Lercaro venne bloccato dal cardinale Pericle Felici il quale lamentò la suddetta irregolarità, anche perché le tesi di Dossetti cominciavano seriamente a suscitare qualche inquietudine. Ne venne informato il pontefice, che diede ragione a Felici. “Don Dossetti”, raccontava il cardinale Suenens, “a causa dell’atmosfera ostile e per tatto verso il papa, si ritirò evitandoci una situazione imbarazzante”. Ma il dado era tratto. Il Dossetti-pensiero si espandeva nell’assise. La sinistra cattolica era entusiasta – ricambiata – dell’ideologia dossettiana.

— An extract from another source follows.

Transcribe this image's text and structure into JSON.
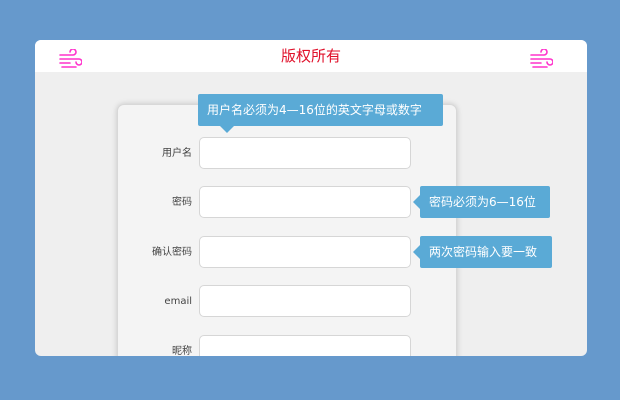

A perdere fu il cattolicesimo, che a guisa di “luteranesimo cattolico” cambiò in peggio la Chiesa. Vi furono reazioni di eminenti teologi che chiedevano di correggere gli errori rilevati nei testi conciliari, soprattutto nel Novus Ordo, la “Messa del Concilio” promulgata da Paolo VI nel 1969.  Esse furono represse, con zelo, dai “guardiani” del rinnovamento liturgico. All’ecumene, quasi nella sua interezza, verrà iniettata un’amara medicina che, inoculata nelle arterie della Chiesa, le occluderà. Arriverà un viatico liturgico con Summorum Pontificum da Benedetto XVI, ma tornerà la malattia con Bergoglio, fino al collasso attuale del Magistero perenne.